Dua tahun berlalu, dan meskipun kehidupan Noir tidak banyak berubah, sesuatu di dalam dirinya telah bergeser. Perasaan kosong yang dulu menguasainya kini digantikan oleh tekad yang tak terdefinisi. Pagi itu, saat ia melangkah menuju lapangan di belakang akademi, matanya menangkap pemandangan yang tak asing namun kini terasa berbeda.
Sekelompok murid dari keluarga bangsawan sedang berlatih sihir. Mereka mengayunkan tangan, menciptakan bola api, mengendalikan angin, dan menyulap benda-benda. Bagi mereka, sihir adalah hal yang wajar, sebuah anugerah sejak lahir. Namun bagi Noir, itu adalah simbol dari segala yang tidak ia miliki. Itu adalah kekuatan, kebebasan, dan kemampuan untuk mengubah dunia.

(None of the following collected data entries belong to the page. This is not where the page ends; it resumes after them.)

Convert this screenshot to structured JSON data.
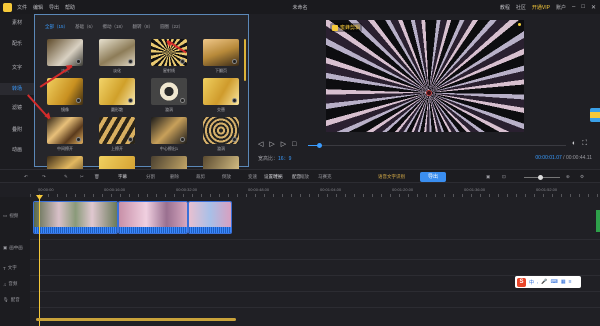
{
  "titlebar": {
    "menu": [
      "文件",
      "编辑",
      "导出",
      "帮助"
    ],
    "title": "未命名",
    "right": [
      "教程",
      "社区",
      "开通VIP",
      "账户"
    ],
    "vip_label": "开通VIP"
  },
  "leftnav": {
    "items": [
      "素材",
      "配乐",
      "文字",
      "转场",
      "滤镜",
      "叠附",
      "动画"
    ],
    "active": "转场"
  },
  "panel": {
    "tabs": [
      "全部（15）",
      "基础（6）",
      "擦动（18）",
      "翻转（8）",
      "圆圈（22）"
    ],
    "thumbs": [
      {
        "label": "淡入",
        "cls": "t1"
      },
      {
        "label": "淡化",
        "cls": "t2"
      },
      {
        "label": "星射线",
        "cls": "t3"
      },
      {
        "label": "下翻页",
        "cls": "t4"
      },
      {
        "label": "镜像",
        "cls": "t5"
      },
      {
        "label": "圆形散",
        "cls": "t6"
      },
      {
        "label": "漩涡",
        "cls": "t7"
      },
      {
        "label": "交替",
        "cls": "t8"
      },
      {
        "label": "中间擦开",
        "cls": "t9"
      },
      {
        "label": "上擦开",
        "cls": "t10"
      },
      {
        "label": "中心擦出1",
        "cls": "t11"
      },
      {
        "label": "漩涡",
        "cls": "t12"
      },
      {
        "label": "",
        "cls": "t13"
      },
      {
        "label": "",
        "cls": "t14"
      },
      {
        "label": "",
        "cls": "t15"
      },
      {
        "label": "",
        "cls": "t16"
      }
    ]
  },
  "preview": {
    "watermark": "蜜蜂剪辑",
    "ratio_label": "宽高比：",
    "ratio_value": "16：9",
    "time_current": "00:00:01.07",
    "time_total": "/ 00:00:44.11"
  },
  "toolbar": {
    "tools": [
      "分割",
      "删除",
      "裁剪",
      "倒放",
      "变速",
      "定格",
      "缩放",
      "设置时长",
      "配音",
      "马赛克",
      "识别文字"
    ],
    "highlight": "字幕",
    "gold": "语音文字识别",
    "export_label": "导出"
  },
  "ruler": {
    "ticks": [
      "00:00:00",
      "00:00:16.00",
      "00:00:32.00",
      "00:00:48.00",
      "00:01:04.00",
      "00:01:20.00",
      "00:01:36.00",
      "00:01:52.00"
    ]
  },
  "tracks": [
    "视频",
    "画中画",
    "文字",
    "音频",
    "配音"
  ],
  "ime": {
    "brand": "S",
    "text": "中"
  }
}
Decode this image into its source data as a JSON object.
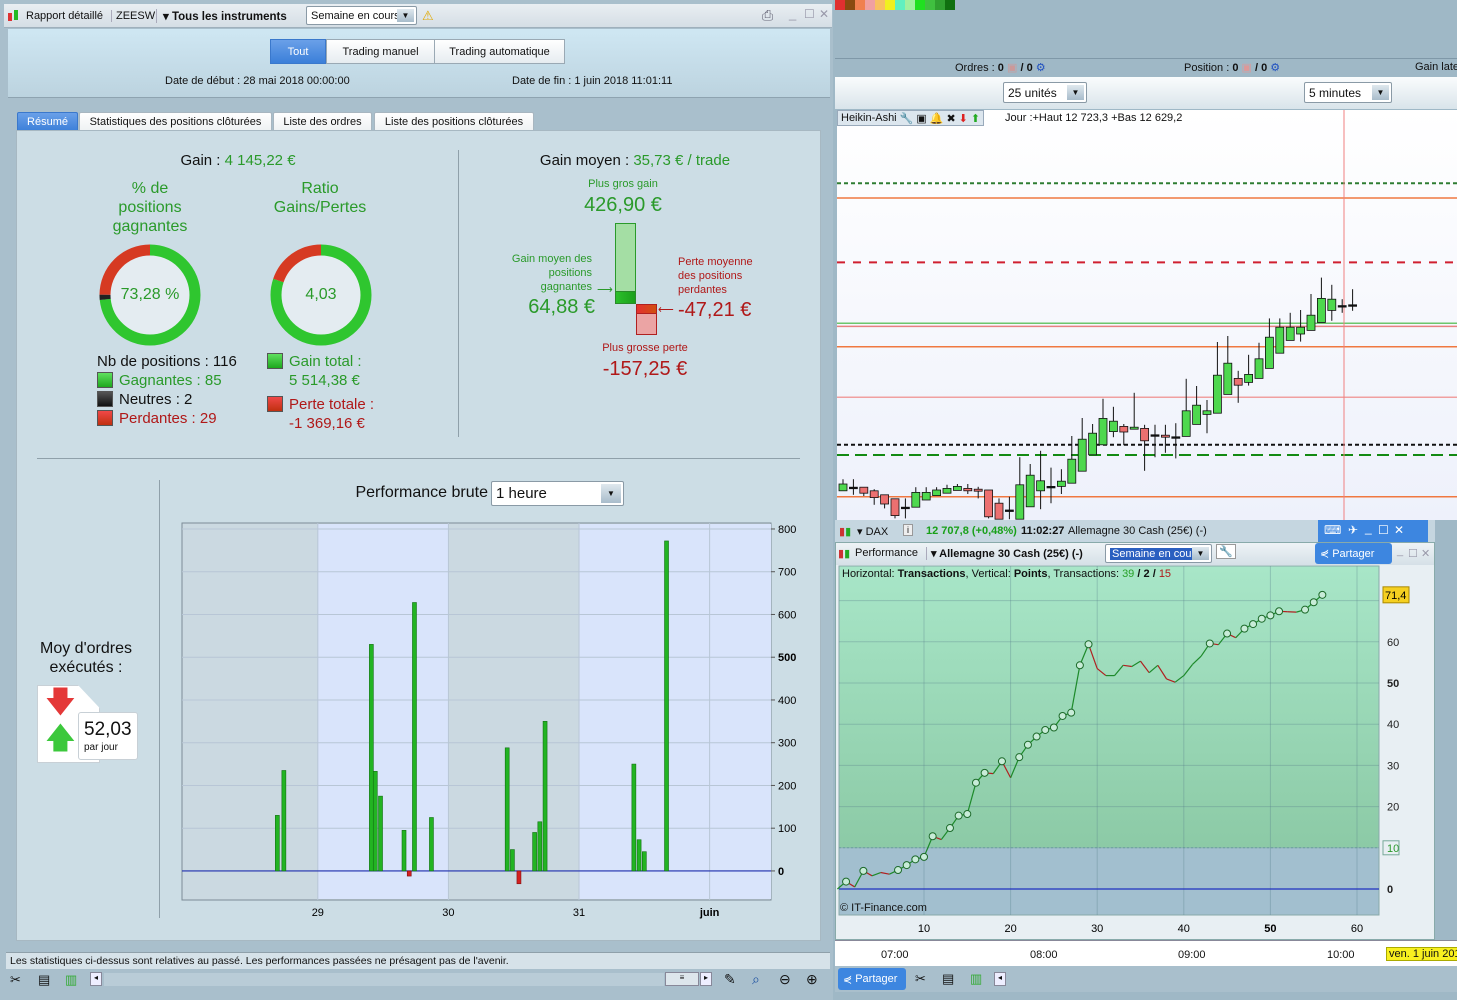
{
  "left_window": {
    "title": "Rapport détaillé",
    "account": "ZEESW",
    "instruments": "Tous les instruments",
    "period": "Semaine en cours",
    "mode_tabs": [
      "Tout",
      "Trading manuel",
      "Trading automatique"
    ],
    "start_date": "Date de début : 28 mai 2018 00:00:00",
    "end_date": "Date de fin : 1 juin 2018 11:01:11",
    "tabs": [
      "Résumé",
      "Statistiques des positions clôturées",
      "Liste des ordres",
      "Liste des positions clôturées"
    ],
    "summary": {
      "gain_label": "Gain :",
      "gain_value": "4 145,22 €",
      "win_pct_title": [
        "% de",
        "positions",
        "gagnantes"
      ],
      "win_pct_value": "73,28 %",
      "ratio_title": [
        "Ratio",
        "Gains/Pertes"
      ],
      "ratio_value": "4,03",
      "nb_positions": "Nb de positions : 116",
      "winners": "Gagnantes : 85",
      "neutral": "Neutres : 2",
      "losers": "Perdantes : 29",
      "gain_total_label": "Gain total :",
      "gain_total_value": "5 514,38 €",
      "loss_total_label": "Perte totale :",
      "loss_total_value": "-1 369,16 €",
      "positions": {
        "winners": 85,
        "neutral": 2,
        "losers": 29
      },
      "totals": {
        "gain": 5514.38,
        "loss": 1369.16
      },
      "avg_gain_label": "Gain moyen :",
      "avg_gain_value": "35,73 € / trade",
      "biggest_gain_label": "Plus gros gain",
      "biggest_gain_value": "426,90 €",
      "avg_win_label": [
        "Gain moyen des",
        "positions",
        "gagnantes"
      ],
      "avg_win_value": "64,88 €",
      "avg_loss_label": [
        "Perte moyenne",
        "des positions",
        "perdantes"
      ],
      "avg_loss_value": "-47,21 €",
      "biggest_loss_label": "Plus grosse perte",
      "biggest_loss_value": "-157,25 €"
    },
    "orders": {
      "title": [
        "Moy d'ordres",
        "exécutés :"
      ],
      "value": "52,03",
      "unit": "par jour"
    },
    "performance": {
      "label": "Performance brute",
      "interval": "1 heure"
    },
    "disclaimer": "Les statistiques ci-dessus sont relatives au passé. Les performances passées ne présagent pas de l'avenir."
  },
  "right": {
    "orders_label": "Ordres :",
    "orders_count": "0",
    "orders_total": "/ 0",
    "position_label": "Position :",
    "position_count": "0",
    "position_total": "/ 0",
    "gain_label": "Gain late",
    "units": "25 unités",
    "timeframe": "5 minutes",
    "chart_type": "Heikin-Ashi",
    "day_info": "Jour :+Haut 12 723,3 +Bas 12 629,2",
    "ticker": "DAX",
    "price": "12 707,8 (+0,48%)",
    "time": "11:02:27",
    "instrument": "Allemagne 30 Cash (25€) (-)",
    "perf_title": "Performance",
    "perf_instrument": "Allemagne 30 Cash (25€) (-)",
    "perf_period": "Semaine en cours",
    "share": "Partager",
    "perf_header": {
      "h": "Horizontal:",
      "h_val": "Transactions",
      "v": "Vertical:",
      "v_val": "Points",
      "t": "Transactions:",
      "wins": "39",
      "neutral": "2",
      "losses": "15",
      "sep": "/"
    },
    "copyright": "© IT-Finance.com",
    "last_value": "71,4",
    "time_labels": [
      "07:00",
      "08:00",
      "09:00",
      "10:00"
    ],
    "date_label": "ven. 1 juin 201"
  },
  "colors": {
    "win": "#22b422",
    "loss": "#d23a2a",
    "neutral": "#222",
    "accent": "#3b7fd9"
  },
  "chart_data": [
    {
      "type": "bar",
      "title": "Performance brute",
      "x_unit": "day of month (juin = 32)",
      "xlim": [
        27.96,
        32.47
      ],
      "ylim": [
        -68,
        814
      ],
      "x_ticks": [
        {
          "x": 29,
          "label": "29"
        },
        {
          "x": 30,
          "label": "30"
        },
        {
          "x": 31,
          "label": "31"
        },
        {
          "x": 32,
          "label": "juin"
        }
      ],
      "y_ticks": [
        0,
        100,
        200,
        300,
        400,
        500,
        600,
        700,
        800
      ],
      "x": [
        28.69,
        28.74,
        29.41,
        29.44,
        29.48,
        29.66,
        29.7,
        29.74,
        29.87,
        30.45,
        30.49,
        30.54,
        30.66,
        30.7,
        30.74,
        31.42,
        31.46,
        31.5,
        31.67
      ],
      "values": [
        130,
        235,
        530,
        233,
        175,
        95,
        -12,
        628,
        125,
        288,
        50,
        -30,
        90,
        115,
        350,
        250,
        73,
        45,
        772
      ]
    },
    {
      "type": "line",
      "xlabel": "Transactions",
      "ylabel": "Points",
      "xlim": [
        0,
        62
      ],
      "ylim": [
        -8,
        76
      ],
      "x_ticks": [
        10,
        20,
        30,
        40,
        50,
        60
      ],
      "y_ticks": [
        0,
        10,
        20,
        30,
        40,
        50,
        60
      ],
      "y": [
        0,
        1.8,
        0.5,
        4.4,
        3.2,
        4,
        3.6,
        4.6,
        5.8,
        7.2,
        7.8,
        12.8,
        12,
        14.8,
        17.8,
        18.2,
        25.8,
        28.2,
        28,
        31,
        27,
        32,
        35,
        37,
        38.6,
        39.2,
        42,
        42.8,
        54.3,
        59.4,
        53.5,
        51.8,
        51.8,
        54.3,
        54,
        55.3,
        52.5,
        54.3,
        51,
        50.2,
        51.8,
        54.5,
        56.5,
        59.6,
        59.3,
        62,
        61,
        63.2,
        64.3,
        65.6,
        66.4,
        67.4,
        67.3,
        67.2,
        67.8,
        69.6,
        71.4
      ]
    },
    {
      "type": "candlestick",
      "title": "DAX Heikin-Ashi 5 minutes",
      "ohlc": [
        [
          12669.8,
          12672.7,
          12669.8,
          12671.5
        ],
        [
          12670.7,
          12672.7,
          12668.8,
          12670.7
        ],
        [
          12670.7,
          12670.7,
          12668.5,
          12669.2
        ],
        [
          12669.8,
          12670.2,
          12666.3,
          12668.1
        ],
        [
          12668.8,
          12668.8,
          12665.4,
          12666.5
        ],
        [
          12667.8,
          12667.8,
          12662.9,
          12663.6
        ],
        [
          12665.7,
          12667.9,
          12662.9,
          12665.7
        ],
        [
          12665.7,
          12670.7,
          12665.7,
          12669.4
        ],
        [
          12667.5,
          12670.7,
          12667.5,
          12669.4
        ],
        [
          12668.6,
          12670.7,
          12668.6,
          12670
        ],
        [
          12669.2,
          12671.3,
          12669.2,
          12670.4
        ],
        [
          12669.9,
          12671.5,
          12669.9,
          12670.9
        ],
        [
          12670.4,
          12671.5,
          12669,
          12669.8
        ],
        [
          12670.2,
          12670.8,
          12667.9,
          12669.7
        ],
        [
          12670,
          12670,
          12662.9,
          12663.3
        ],
        [
          12666.7,
          12667.9,
          12662.7,
          12662.7
        ],
        [
          12665,
          12668.3,
          12662.7,
          12665
        ],
        [
          12662.7,
          12678.2,
          12662.7,
          12671.3
        ],
        [
          12665.8,
          12676.5,
          12665.8,
          12673.7
        ],
        [
          12669.8,
          12679.8,
          12665.2,
          12672.3
        ],
        [
          12670.9,
          12675.6,
          12666.7,
          12670.9
        ],
        [
          12670.9,
          12675.2,
          12669,
          12672.2
        ],
        [
          12671.7,
          12683.5,
          12671.7,
          12677.7
        ],
        [
          12674.7,
          12688,
          12674.7,
          12682.7
        ],
        [
          12678.8,
          12686.5,
          12678.8,
          12684.2
        ],
        [
          12681.3,
          12692.8,
          12681.3,
          12687.9
        ],
        [
          12684.6,
          12690.8,
          12683.2,
          12687.2
        ],
        [
          12685.9,
          12686.5,
          12681.2,
          12684.5
        ],
        [
          12685.2,
          12694.3,
          12685.2,
          12685.7
        ],
        [
          12685.4,
          12686.3,
          12674.8,
          12682.3
        ],
        [
          12683.8,
          12686.3,
          12678.2,
          12683.8
        ],
        [
          12683.7,
          12686.3,
          12679.3,
          12683.2
        ],
        [
          12683.3,
          12686.7,
          12677.9,
          12683.3
        ],
        [
          12683.4,
          12697.8,
          12683.4,
          12689.8
        ],
        [
          12686.4,
          12696,
          12686.4,
          12691.2
        ],
        [
          12688.9,
          12692.5,
          12684.2,
          12689.8
        ],
        [
          12689.2,
          12707,
          12689.2,
          12698.7
        ],
        [
          12693.9,
          12708.5,
          12693.9,
          12701.7
        ],
        [
          12697.9,
          12699.8,
          12691.8,
          12696.2
        ],
        [
          12696.9,
          12703.8,
          12696.1,
          12698.9
        ],
        [
          12697.9,
          12706.8,
          12697.9,
          12702.8
        ],
        [
          12700.4,
          12712.9,
          12700.4,
          12708.2
        ],
        [
          12704.2,
          12712.9,
          12704.2,
          12710.7
        ],
        [
          12707.4,
          12714.3,
          12707.4,
          12710.7
        ],
        [
          12709,
          12715,
          12707.1,
          12710.7
        ],
        [
          12709.9,
          12719,
          12709.9,
          12713.7
        ],
        [
          12711.9,
          12723.1,
          12711.9,
          12717.9
        ],
        [
          12714.9,
          12721.3,
          12712.3,
          12717.7
        ],
        [
          12716.1,
          12717.7,
          12714.3,
          12716.1
        ],
        [
          12716.3,
          12720.2,
          12714.8,
          12716.3
        ]
      ],
      "levels": [
        {
          "price": 12746.7,
          "color": "#2e7d32",
          "style": "dotted"
        },
        {
          "price": 12743,
          "color": "#f07840",
          "style": "solid"
        },
        {
          "price": 12726.9,
          "color": "#d02030",
          "style": "dashed"
        },
        {
          "price": 12711.7,
          "color": "#6cc66c",
          "style": "solid"
        },
        {
          "price": 12710.9,
          "color": "#e88080",
          "style": "solid"
        },
        {
          "price": 12705.8,
          "color": "#f07840",
          "style": "solid"
        },
        {
          "price": 12693.2,
          "color": "#f0a0a0",
          "style": "solid"
        },
        {
          "price": 12681.3,
          "color": "#111111",
          "style": "dotted"
        },
        {
          "price": 12678.75,
          "color": "#138a13",
          "style": "dashed"
        },
        {
          "price": 12668.3,
          "color": "#f07840",
          "style": "solid"
        }
      ]
    }
  ]
}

"Seandainya aku bisa melakukannya," gumam Noir.
Meskipun ia tahu itu adalah khayalan, kekaguman tumbuh dalam dirinya.
"Jika mereka bisa melakukannya, kenapa aku tidak?" Pikirnya. Matanya terfokus pada bola api yang terbentuk di tangan seorang murid.
"Jika aku belajar, mungkin… mungkin ada cara untuk mengubah dunia ini."
Di sisi lain lapangan, kelompok murid lainnya sedang berlatih dengan pedang dan senjata. Suasananya lebih keras, lebih terfokus. Mereka berlatih dengan penuh semangat, setiap ayunan pedang seolah mengandung janji akan masa depan yang penuh kemenangan dan kehormatan.
Bagi mereka, ini bukan hanya soal bertahan hidup, melainkan tentang membangun citra diri dan kekuasaan.
Noir mengamati dengan mata tajam, merasakan perpaduan kekaguman dan keraguan. Senjata adalah simbol kekuatan, sesuatu yang terasa begitu jauh dari hidupnya yang hina. Ia hanyalah pemungut sampah, terjebak dalam rutinitas yang kotor.
Namun, perasaan aneh itu muncul lagi.
"Kenapa tidak aku?" bisik suara dalam hatinya.
Dulu, ia hanya melihat senjata sebagai alat pembunuh, sesuatu yang menakutkan. Tetapi kini, ia melihat kemungkinan lain. Mungkin senjata bisa digunakan untuk sesuatu yang lebih besar—keadilan, atau bahkan kebebasan. Ia melangkah lebih dekat, mengamati gerakan lincah para murid itu.
Ia ingin belajar, ingin merasakan apa yang mereka rasakan: kekuatan, kontrol, dan ketenangan dalam pertempuran. Jika sihir tidak mungkin baginya, mungkin seni bertarung bisa menjadi jalan lain. Ia tidak tahu bagaimana atau di mana harus memulai, tetapi untuk pertama kalinya setelah sekian lama, ia merasa ada kemungkinan untuk melangkah lebih jauh.
Mungkin, dengan kekuatan dari tangannya sendiri, ia bisa menemukan cara untuk mengubah nasibnya. Harapan samar dari buku itu kini mulai terwujud dalam sebuah tekad yang tak terucapkan.